Ty Jerome’s second professional season began about as poorly as possible.
The former Virginia basketball star injured his left ankle on the first day of training camp with the NBA’s Oklahoma City Thunder. The injury lingered a bit longer than expected, forcing Jerome to rehab instead of preparing for game action with his new team — Jerome was traded to Oklahoma City from the Phoenix Suns in November.
“It was kind of disappointing,” Jerome said in a Monday phone interview with The Daily Progress. “After the first few days, I had to just embrace the situation and just put all my energy into getting healthy.”
As part of that rehab process, Jerome played a few games with the team’s G League affiliate to work back to health and regain a rhythm on the floor. He excelled during his few weeks in the G League bubble in Orlando, and the Thunder brought him back up at the end of February.
In his first two games with the Thunder, Jerome averaged 12 points, 4.5 assists and three rebounds per game. He shot a shade over 50% from the floor across both games. He tallied nine points and seven assists in his team debut, after competing in the G League bubble just a couple days prior.
“I think the thing that was most impressive about how he played was I thought did a great job just kind of plugging in, which is always a challenge when he’s coming from Orlando in the last 48 hours,” Thunder head coach Mark Daigneault told reporters after Jerome’s debut. “I just thought he seamlessly plugged in, and I think it’s a testament to our holistic development and our development program.”
Jerome praised the Thunder’s commitment to development. He spoke highly of the rehab process and how the team helped him get back to health. With Jerome now healthy, the team has stressed the importance of nurturing the guard’s game. He didn’t play a full season with the Suns due to injury and was used sparingly in Phoenix, making him inexperienced at the professional level.
“From top to bottom, it’s just an awesome organization,” Jerome said. “Super organized, they preach development, and that doesn’t change now that I’m healthy.”
After trading away Chris Paul in the offseason as part of the move that involved Jerome, the Thunder entered a rebuilding mode. They’re a few games out of the final playoff spot in the Western Conference, but there’s a talented group of young players on the roster. Jerome hopes to be a part of the team’s future plans at the guard position.
Jerome isn’t the only former UVa standout to find success at the G League level. Former Cavalier Braxton Key recently scored 29 points in 29 minutes on 12-of-15 shooting in a two-game stretch spanning the end of February into the beginning of March. Key, who played at UVa from 2018-20, contributes mostly off the bench for the Delaware Blue Coats.

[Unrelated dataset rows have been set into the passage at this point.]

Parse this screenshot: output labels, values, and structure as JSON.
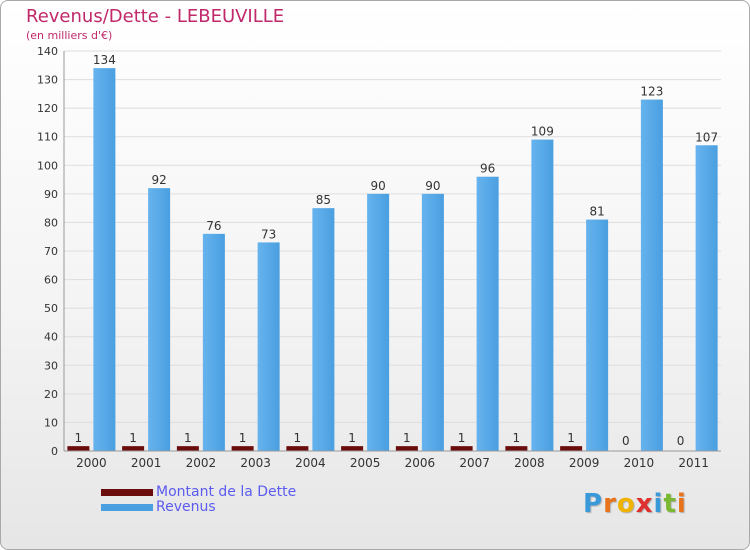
{
  "header": {
    "title": "Revenus/Dette - LEBEUVILLE",
    "subtitle": "(en milliers d'€)"
  },
  "colors": {
    "title": "#c0286a",
    "dette": "#6b0d0d",
    "revenus": "#4a9fe0",
    "revenus_light": "#66b3ee",
    "axis_text": "#333333",
    "grid": "#dddddd",
    "legend_text": "#5b5bf0"
  },
  "legend": {
    "items": [
      {
        "label": "Montant de la Dette",
        "color": "#6b0d0d"
      },
      {
        "label": "Revenus",
        "color": "#4a9fe0"
      }
    ]
  },
  "logo": {
    "letters": [
      {
        "ch": "P",
        "color": "#3a9ad9"
      },
      {
        "ch": "r",
        "color": "#e8731a"
      },
      {
        "ch": "o",
        "color": "#f0b400"
      },
      {
        "ch": "x",
        "color": "#e02f2f"
      },
      {
        "ch": "i",
        "color": "#3a9ad9"
      },
      {
        "ch": "t",
        "color": "#7ab830"
      },
      {
        "ch": "i",
        "color": "#e8731a"
      }
    ]
  },
  "chart_data": {
    "type": "bar",
    "title": "Revenus/Dette - LEBEUVILLE",
    "subtitle": "(en milliers d'€)",
    "categories": [
      "2000",
      "2001",
      "2002",
      "2003",
      "2004",
      "2005",
      "2006",
      "2007",
      "2008",
      "2009",
      "2010",
      "2011"
    ],
    "series": [
      {
        "name": "Montant de la Dette",
        "values": [
          1,
          1,
          1,
          1,
          1,
          1,
          1,
          1,
          1,
          1,
          0,
          0
        ]
      },
      {
        "name": "Revenus",
        "values": [
          134,
          92,
          76,
          73,
          85,
          90,
          90,
          96,
          109,
          81,
          123,
          107
        ]
      }
    ],
    "ylim": [
      0,
      140
    ],
    "yticks": [
      0,
      10,
      20,
      30,
      40,
      50,
      60,
      70,
      80,
      90,
      100,
      110,
      120,
      130,
      140
    ],
    "grid": true,
    "legend_position": "bottom-left"
  }
}
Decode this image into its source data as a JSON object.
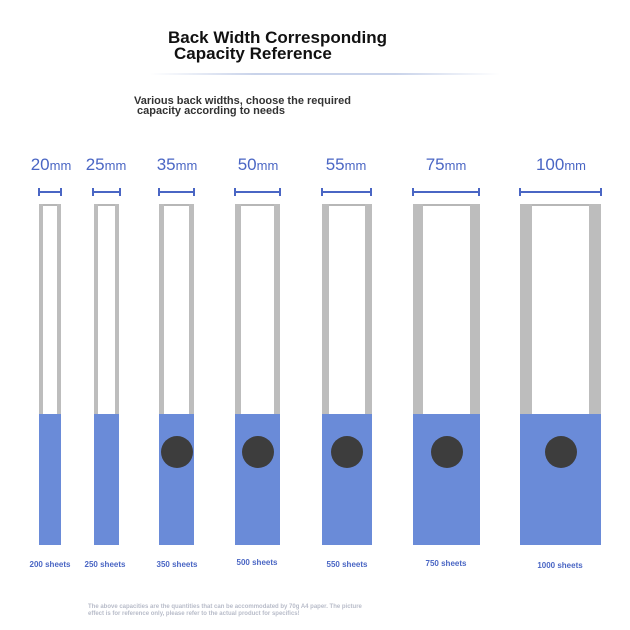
{
  "header": {
    "title_line1": "Back Width Corresponding",
    "title_line2": "Capacity Reference",
    "subtitle_line1": "Various back widths, choose the required",
    "subtitle_line2": "capacity according to needs"
  },
  "widths": [
    {
      "value": "20",
      "unit": "mm",
      "capacity": "200 sheets",
      "has_ring_hole": false
    },
    {
      "value": "25",
      "unit": "mm",
      "capacity": "250 sheets",
      "has_ring_hole": false
    },
    {
      "value": "35",
      "unit": "mm",
      "capacity": "350 sheets",
      "has_ring_hole": true
    },
    {
      "value": "50",
      "unit": "mm",
      "capacity": "500 sheets",
      "has_ring_hole": true
    },
    {
      "value": "55",
      "unit": "mm",
      "capacity": "550 sheets",
      "has_ring_hole": true
    },
    {
      "value": "75",
      "unit": "mm",
      "capacity": "750 sheets",
      "has_ring_hole": true
    },
    {
      "value": "100",
      "unit": "mm",
      "capacity": "1000 sheets",
      "has_ring_hole": true
    }
  ],
  "footnote": {
    "line1": "The above capacities are the quantities that can be accommodated by 70g A4 paper. The picture",
    "line2": "effect is for reference only, please refer to the actual product for specifics!"
  },
  "colors": {
    "accent": "#4a66c4",
    "spine_blue": "#6a8bd8",
    "rail_gray": "#bdbdbd",
    "ring_hole": "#3d3d3d"
  }
}
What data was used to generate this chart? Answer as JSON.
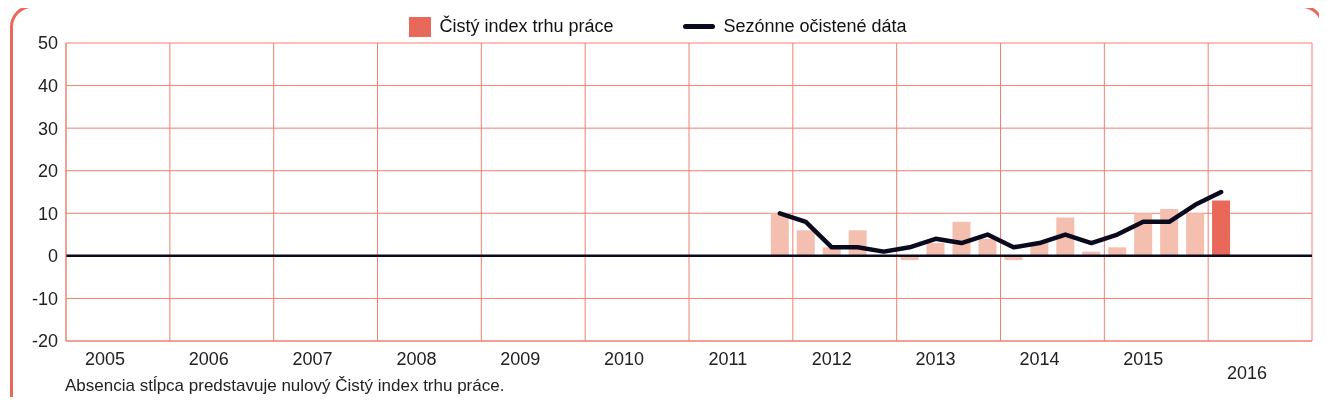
{
  "chart_data": {
    "type": "bar",
    "categories": [
      null,
      "2005",
      null,
      null,
      null,
      "2006",
      null,
      null,
      null,
      "2007",
      null,
      null,
      null,
      "2008",
      null,
      null,
      null,
      "2009",
      null,
      null,
      null,
      "2010",
      null,
      null,
      null,
      "2011",
      null,
      null,
      null,
      "2012",
      null,
      null,
      null,
      "2013",
      null,
      null,
      null,
      "2014",
      null,
      null,
      null,
      "2015",
      null,
      null,
      null,
      "2016",
      null,
      null
    ],
    "series": [
      {
        "name": "Čistý index trhu práce",
        "colors": [
          null,
          null,
          null,
          null,
          null,
          null,
          null,
          null,
          null,
          null,
          null,
          null,
          null,
          null,
          null,
          null,
          null,
          null,
          null,
          null,
          null,
          null,
          null,
          null,
          null,
          null,
          null,
          "#f4bfae",
          "#f4bfae",
          "#f4bfae",
          "#f4bfae",
          "#f4bfae",
          "#f4bfae",
          "#f4bfae",
          "#f4bfae",
          "#f4bfae",
          "#f4bfae",
          "#f4bfae",
          "#f4bfae",
          "#f4bfae",
          "#f4bfae",
          "#f4bfae",
          "#f4bfae",
          "#f4bfae",
          "#e8695a",
          null,
          null,
          null
        ],
        "values": [
          null,
          null,
          null,
          null,
          null,
          null,
          null,
          null,
          null,
          null,
          null,
          null,
          null,
          null,
          null,
          null,
          null,
          null,
          null,
          null,
          null,
          null,
          null,
          null,
          null,
          null,
          null,
          10,
          6,
          2,
          6,
          0,
          -1,
          3,
          8,
          4,
          -1,
          3,
          9,
          1,
          2,
          10,
          11,
          10,
          13,
          null,
          null,
          null
        ]
      },
      {
        "name": "Sezónne očistené dáta",
        "type": "line",
        "color": "#0a0a1e",
        "values": [
          null,
          null,
          null,
          null,
          null,
          null,
          null,
          null,
          null,
          null,
          null,
          null,
          null,
          null,
          null,
          null,
          null,
          null,
          null,
          null,
          null,
          null,
          null,
          null,
          null,
          null,
          null,
          10,
          8,
          2,
          2,
          1,
          2,
          4,
          3,
          5,
          2,
          3,
          5,
          3,
          5,
          8,
          8,
          12,
          15,
          null,
          null,
          null
        ]
      }
    ],
    "ylim": [
      -20,
      50
    ],
    "yticks": [
      -20,
      -10,
      0,
      10,
      20,
      30,
      40,
      50
    ],
    "grid": true,
    "legend": "top",
    "marker": "none",
    "line_style": "solid",
    "ref_lines": [
      {
        "axis": "y",
        "value": 0,
        "color": "#0a0a1e"
      }
    ],
    "annotations": [
      "Absencia stĺpca predstavuje nulový Čistý index trhu práce."
    ]
  }
}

Mamadi Diakite, another key contributor on UVa’s national championship team, dominated his G League peers in his first few weeks of game action as a professional. He posted six consecutive double doubles from Feb. 21 — March 1 before the Milwaukee Bucks called him up to the NBA level Wednesday.
Diakite becomes the eighth former UVa men’s basketball player currently on an NBA roster.
It’s unclear what Diakite’s role might be for one of the best teams in the Eastern Conference, but he proved himself at the G League level. He averaged 18.5 points and 10.3 rebounds per game across his 12 G League games. Diakite also blocked two shots a game, providing a key lift defensively.
Diakite’s promotion comes after The Athletic reported Tuesday that the NBA plans to eliminate the regular-season game limit and playoff limitations originally set on two-way players. Before the season, two-way players — guys who split time across the G League and NBA — were not expected to be allowed on NBA rosters during the postseason.
It seems like that rule will be changed, allowing guys like Diakite to spend as much time at the NBA level as their respective organization wants.
The G League is meant to prepare players for the NBA level. The system worked for Diakite and Jerome early this season.
“The style of basketball that I was playing in the G League is the exact same way I’m playing at the NBA level,” Jerome said.